Guide: Turn Hermes from Stateless Chat into a Stateful Agent
Out of the box, a chat agent is usually stateless. It can reason well inside the current context window, but when the session ends, the working relationship resets. That is fine for one-off prompts. It is weak for real assistant workflows.
If you want Hermes to act more like a stateful agent, the missing piece is persistent memory. Hindsight gives Hermes a long-term memory layer so relevant facts can survive the session boundary and come back later when needed.
That is the shift from good chat to useful ongoing agent.
Quick answer
- Connect Hermes to Hindsight.
- Pick a stable bank strategy.
- Let memory retain what matters across sessions.
- Start fresh sessions and confirm recall still works.
- Expand from one-off chat into a reusable workflow.

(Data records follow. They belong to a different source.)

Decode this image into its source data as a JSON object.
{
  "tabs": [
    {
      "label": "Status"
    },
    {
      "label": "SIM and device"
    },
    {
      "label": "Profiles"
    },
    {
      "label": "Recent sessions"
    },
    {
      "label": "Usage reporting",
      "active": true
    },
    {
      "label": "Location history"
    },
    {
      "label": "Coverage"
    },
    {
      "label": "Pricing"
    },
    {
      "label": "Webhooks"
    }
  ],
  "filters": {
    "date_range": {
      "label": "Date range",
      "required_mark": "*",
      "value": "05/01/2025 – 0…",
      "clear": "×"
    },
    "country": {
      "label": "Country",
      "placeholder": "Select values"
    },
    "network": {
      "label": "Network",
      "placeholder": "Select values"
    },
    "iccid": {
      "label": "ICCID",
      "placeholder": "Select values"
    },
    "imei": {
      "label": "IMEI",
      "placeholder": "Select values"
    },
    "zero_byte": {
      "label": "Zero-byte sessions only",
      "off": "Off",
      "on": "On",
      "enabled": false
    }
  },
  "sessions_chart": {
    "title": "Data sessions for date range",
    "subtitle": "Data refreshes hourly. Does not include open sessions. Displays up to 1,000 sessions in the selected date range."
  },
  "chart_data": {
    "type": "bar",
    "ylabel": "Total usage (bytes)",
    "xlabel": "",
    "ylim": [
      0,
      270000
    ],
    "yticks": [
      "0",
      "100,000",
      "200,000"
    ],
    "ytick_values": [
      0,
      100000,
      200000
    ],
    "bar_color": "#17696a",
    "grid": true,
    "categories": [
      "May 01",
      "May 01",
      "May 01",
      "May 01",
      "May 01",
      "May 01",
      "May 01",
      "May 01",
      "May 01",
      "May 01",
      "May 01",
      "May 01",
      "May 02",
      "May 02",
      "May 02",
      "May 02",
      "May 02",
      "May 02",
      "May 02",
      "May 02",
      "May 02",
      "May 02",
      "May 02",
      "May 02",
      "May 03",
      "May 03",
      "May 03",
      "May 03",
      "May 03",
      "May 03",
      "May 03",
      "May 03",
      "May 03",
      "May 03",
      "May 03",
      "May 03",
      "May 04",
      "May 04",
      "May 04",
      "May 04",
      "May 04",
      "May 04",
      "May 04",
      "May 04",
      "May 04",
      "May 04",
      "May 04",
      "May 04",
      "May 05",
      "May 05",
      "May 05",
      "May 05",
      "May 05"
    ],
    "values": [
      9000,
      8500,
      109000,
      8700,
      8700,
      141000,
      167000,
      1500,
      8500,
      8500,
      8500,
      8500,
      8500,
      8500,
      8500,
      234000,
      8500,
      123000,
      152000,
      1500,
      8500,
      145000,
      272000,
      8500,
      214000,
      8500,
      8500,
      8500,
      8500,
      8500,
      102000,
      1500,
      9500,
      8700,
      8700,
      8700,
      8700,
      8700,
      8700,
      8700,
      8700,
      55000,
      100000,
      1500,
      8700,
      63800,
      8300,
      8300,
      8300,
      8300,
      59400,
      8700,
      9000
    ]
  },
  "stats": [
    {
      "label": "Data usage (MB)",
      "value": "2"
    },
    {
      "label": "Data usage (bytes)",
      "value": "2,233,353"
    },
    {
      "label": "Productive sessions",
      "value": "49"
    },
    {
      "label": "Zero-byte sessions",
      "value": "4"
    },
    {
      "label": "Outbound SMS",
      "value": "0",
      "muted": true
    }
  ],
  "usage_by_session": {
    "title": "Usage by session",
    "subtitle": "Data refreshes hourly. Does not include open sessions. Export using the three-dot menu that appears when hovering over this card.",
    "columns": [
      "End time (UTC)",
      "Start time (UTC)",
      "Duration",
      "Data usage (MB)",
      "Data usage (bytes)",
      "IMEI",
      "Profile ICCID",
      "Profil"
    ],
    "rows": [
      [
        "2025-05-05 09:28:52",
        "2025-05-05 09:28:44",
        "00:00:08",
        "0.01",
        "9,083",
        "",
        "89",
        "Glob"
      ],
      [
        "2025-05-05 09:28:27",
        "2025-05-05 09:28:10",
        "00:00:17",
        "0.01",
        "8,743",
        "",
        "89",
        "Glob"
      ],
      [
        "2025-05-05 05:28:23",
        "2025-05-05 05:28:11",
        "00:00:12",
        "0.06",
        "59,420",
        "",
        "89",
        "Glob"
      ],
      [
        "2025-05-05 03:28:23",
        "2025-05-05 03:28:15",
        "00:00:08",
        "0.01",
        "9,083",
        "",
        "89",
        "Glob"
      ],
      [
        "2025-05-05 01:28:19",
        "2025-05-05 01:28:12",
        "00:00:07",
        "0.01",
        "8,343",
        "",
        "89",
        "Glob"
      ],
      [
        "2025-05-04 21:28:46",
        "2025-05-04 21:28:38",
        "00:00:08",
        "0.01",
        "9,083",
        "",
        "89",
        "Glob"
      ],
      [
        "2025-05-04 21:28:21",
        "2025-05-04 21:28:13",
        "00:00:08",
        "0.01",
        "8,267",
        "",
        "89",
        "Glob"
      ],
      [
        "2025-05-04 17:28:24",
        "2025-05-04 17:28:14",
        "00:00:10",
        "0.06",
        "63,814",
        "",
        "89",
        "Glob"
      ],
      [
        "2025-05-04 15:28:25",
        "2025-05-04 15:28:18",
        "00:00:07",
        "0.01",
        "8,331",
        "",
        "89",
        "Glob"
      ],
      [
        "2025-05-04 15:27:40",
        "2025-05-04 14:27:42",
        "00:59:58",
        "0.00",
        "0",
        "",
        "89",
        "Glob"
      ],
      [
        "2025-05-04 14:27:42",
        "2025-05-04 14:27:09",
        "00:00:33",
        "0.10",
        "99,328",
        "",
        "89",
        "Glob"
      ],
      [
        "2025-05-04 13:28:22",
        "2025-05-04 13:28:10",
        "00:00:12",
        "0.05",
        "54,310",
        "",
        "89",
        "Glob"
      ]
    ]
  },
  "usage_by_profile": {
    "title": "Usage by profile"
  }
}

What stateless chat is good at
Stateless chat is good at local reasoning. Give Hermes enough context in the current session and it can do excellent work.
The problem is continuity.
The next time you open Hermes, it does not automatically know:
- your preferences
- your ongoing projects
- what decisions you made last week
- which people or accounts matter in the current workflow
That is what makes many agents feel smart in the moment but forgetful across time.
What stateful behavior looks like
A stateful agent does not just answer the current message. It carries forward the relationship and the work.
That means Hermes can:
- recall preferences without being told again
- resume projects without a full briefing
- carry customer or account context across conversations
- build up operational knowledge over repeated sessions
Memory is what makes that possible.
Step 1: Add a memory layer
The shortest setup path is:
hermes memory setup
Choose Hindsight. Once connected, Hermes can retain and recall context across sessions instead of treating every chat as a fresh start.
Step 2: Pick a bank strategy
Statefulness only works when the memory scope makes sense.
Good defaults:
- one bank per user assistant
- one bank per project
- one bank per customer or workflow
Bad default:
- one giant bank for unrelated work
The cleaner the scope, the better recall feels.
Step 3: Let real work create the memory
You do not need to manually author every memory entry.
As you use Hermes naturally, the system can retain the durable facts behind the conversation: preferences, decisions, project details, recurring issues, and relationship context.
That is what turns normal usage into a compounding asset.
Step 4: Verify statefulness with a fresh session
A simple test:
- Tell Hermes a fact that should matter later.
- End the session.
- Start a fresh session.
- Ask about the earlier fact without reintroducing it.
If Hermes can answer correctly, the workflow has crossed from stateless to stateful.
Where this matters most
Personal assistant workflows
Preferences and ongoing plans should not need to be re-entered every time.
Customer-facing workflows
Accounts, stakeholders, and prior conversations should carry forward.
Coding workflows
Repo context and prior debugging work should be available in the next session.
Why this is better than bigger context windows
A larger context window helps inside the current run. It does not give you durable cross-session memory by itself.
Stateful behavior is not just more tokens. It is the ability to retrieve the right context from the past when the present task needs it.
That is why persistent memory matters even for models with large context windows.
Common mistakes
- confusing chat history with long-term memory
- using one oversized bank for unrelated workflows
- expecting statefulness without testing recall in a fresh session
- trying to solve continuity only by pasting more context into each chat
FAQ
Is stateful Hermes just chat history?
No. The point is usable memory across sessions, not just one long transcript.
Do I need to change the model?
No. This is a memory-layer change, not a model replacement.
Can stateful memory be shared?
Yes, when the workflow benefits from a shared bank.